Les déboires de l’avionneur européen dopent également la rentabilité à court terme de son concurrent américain, a souligné Richard Aboulafia dans un entretien à l’AFP, car Boeing a eu jusqu’à présent la sagesse de ne pas accroître son offre.

“Historiquement, étant donné la façon dont cela fonctionne, ils auraient pu augmenter leur production”, explique-t-il: “investir dans des usines, des équipements” et “perdre toute mesure”.

Mais “ils sont plus disciplinés maintenant: ils ne courent pas après le volume, ils cherchent la rentabilité” et en conséquence “de nombreux éléments indiquent qu’ils augmentent leurs prix”, affirme M. Aboulafia.

Le marché ne s’y trompe pas.
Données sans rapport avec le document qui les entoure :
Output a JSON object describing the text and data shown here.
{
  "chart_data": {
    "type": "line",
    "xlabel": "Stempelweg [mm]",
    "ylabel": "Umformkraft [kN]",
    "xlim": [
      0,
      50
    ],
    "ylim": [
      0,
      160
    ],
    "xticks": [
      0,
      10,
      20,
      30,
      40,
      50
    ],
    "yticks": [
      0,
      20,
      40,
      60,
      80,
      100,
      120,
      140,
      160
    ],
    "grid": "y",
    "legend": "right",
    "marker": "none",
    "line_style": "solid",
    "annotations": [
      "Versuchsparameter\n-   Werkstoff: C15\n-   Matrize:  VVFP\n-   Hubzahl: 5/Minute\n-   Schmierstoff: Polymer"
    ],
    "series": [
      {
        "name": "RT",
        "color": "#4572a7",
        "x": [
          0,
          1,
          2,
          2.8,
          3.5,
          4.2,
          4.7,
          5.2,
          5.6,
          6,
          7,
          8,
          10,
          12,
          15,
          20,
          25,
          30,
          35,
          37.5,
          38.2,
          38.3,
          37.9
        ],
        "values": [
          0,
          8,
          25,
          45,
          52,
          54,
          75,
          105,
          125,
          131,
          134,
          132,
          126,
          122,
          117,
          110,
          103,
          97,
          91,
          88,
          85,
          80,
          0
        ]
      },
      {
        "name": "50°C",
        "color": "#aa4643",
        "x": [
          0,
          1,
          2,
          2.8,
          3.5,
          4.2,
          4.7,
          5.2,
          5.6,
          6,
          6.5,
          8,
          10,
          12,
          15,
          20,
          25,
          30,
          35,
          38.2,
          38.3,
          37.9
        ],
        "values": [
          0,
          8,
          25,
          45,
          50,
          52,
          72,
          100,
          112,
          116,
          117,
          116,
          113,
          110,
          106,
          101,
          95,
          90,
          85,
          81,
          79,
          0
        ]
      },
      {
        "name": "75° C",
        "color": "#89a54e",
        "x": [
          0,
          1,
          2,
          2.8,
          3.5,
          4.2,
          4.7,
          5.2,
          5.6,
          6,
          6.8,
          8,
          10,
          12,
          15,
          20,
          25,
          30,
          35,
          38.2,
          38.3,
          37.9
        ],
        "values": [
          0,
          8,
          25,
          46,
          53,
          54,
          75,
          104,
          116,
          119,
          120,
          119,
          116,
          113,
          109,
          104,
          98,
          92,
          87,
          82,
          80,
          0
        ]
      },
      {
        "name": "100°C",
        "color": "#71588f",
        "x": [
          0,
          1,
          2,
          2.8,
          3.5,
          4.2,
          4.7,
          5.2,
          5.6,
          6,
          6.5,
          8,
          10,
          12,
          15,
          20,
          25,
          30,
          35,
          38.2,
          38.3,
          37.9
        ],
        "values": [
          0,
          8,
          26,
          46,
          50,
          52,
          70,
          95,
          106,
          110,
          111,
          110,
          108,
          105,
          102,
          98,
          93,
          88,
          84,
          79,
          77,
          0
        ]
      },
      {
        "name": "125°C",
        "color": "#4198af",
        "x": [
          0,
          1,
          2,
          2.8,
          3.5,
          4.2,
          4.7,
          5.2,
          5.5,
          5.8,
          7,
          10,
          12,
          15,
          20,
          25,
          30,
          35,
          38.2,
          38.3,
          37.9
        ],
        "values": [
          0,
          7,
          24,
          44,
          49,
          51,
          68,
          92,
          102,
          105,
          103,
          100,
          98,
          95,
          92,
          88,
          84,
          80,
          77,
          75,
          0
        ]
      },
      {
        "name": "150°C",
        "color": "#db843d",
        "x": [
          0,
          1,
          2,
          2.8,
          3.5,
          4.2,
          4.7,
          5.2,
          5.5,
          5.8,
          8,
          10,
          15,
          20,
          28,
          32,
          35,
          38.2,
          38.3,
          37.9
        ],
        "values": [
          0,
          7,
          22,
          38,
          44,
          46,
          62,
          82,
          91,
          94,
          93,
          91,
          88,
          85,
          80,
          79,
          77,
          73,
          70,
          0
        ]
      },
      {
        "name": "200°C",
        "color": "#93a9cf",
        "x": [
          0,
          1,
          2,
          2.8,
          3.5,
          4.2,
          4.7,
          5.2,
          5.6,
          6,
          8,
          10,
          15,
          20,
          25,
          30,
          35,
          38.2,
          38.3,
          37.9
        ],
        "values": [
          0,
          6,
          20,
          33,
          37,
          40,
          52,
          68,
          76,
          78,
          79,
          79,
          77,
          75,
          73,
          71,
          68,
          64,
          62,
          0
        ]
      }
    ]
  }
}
Le titre Boeing s’est apprécié de 15% depuis le début de l’année avec les annonces successives de nouveaux retards de livraison de l’A380.

Si dans de telles conditions Scott Carson ne souhaite pas la disparition pure et simple de son rival, c’est par crainte de se retrouver en situation de monopole, laisse-t-il entendre dans son entretien accordé à BusinessWeek.

L’existence d’un concurrent solide “nous rend meilleurs, parce que nous nous évertuons sans cesse à garder l’avantage, ne serait-ce qu’un peu, et cela nous aide à rester concentrés”, dit-il.

Le dirigeant garde également en mémoire le souvenir cuisant des heures difficiles qu’a connues Boeing au tournant des années 1997-1998.

A l’époque, un pic du cycle de l’aviation civile, l’américain avait accepté en masse des commandes que ses usines ne parvenaient pas à honorer, et avait dû interrompre ses chaînes, rappelle une source proche du constructeur.

“Ce que cela nous a appris, c’est que nous avions besoin de nous rassembler un petit peu”, se rappelle M. Carson.

Reste que, si l’A380 est un échec et qu’Airbus renonce à l’A350, son avion de milieu de gamme, Boeing pourrait se retrouver seul pour approvisionner le marché sur certains segments.

“Avec la famille A320, le positionnement d’Airbus sur les mono-couloirs est tellement fort que je n’imagine pas qu’il puisse sortir de ce segment”, estime M. Aboulafia. “Mais, pour les gros porteurs, le risque est certain”, souligne-t-il.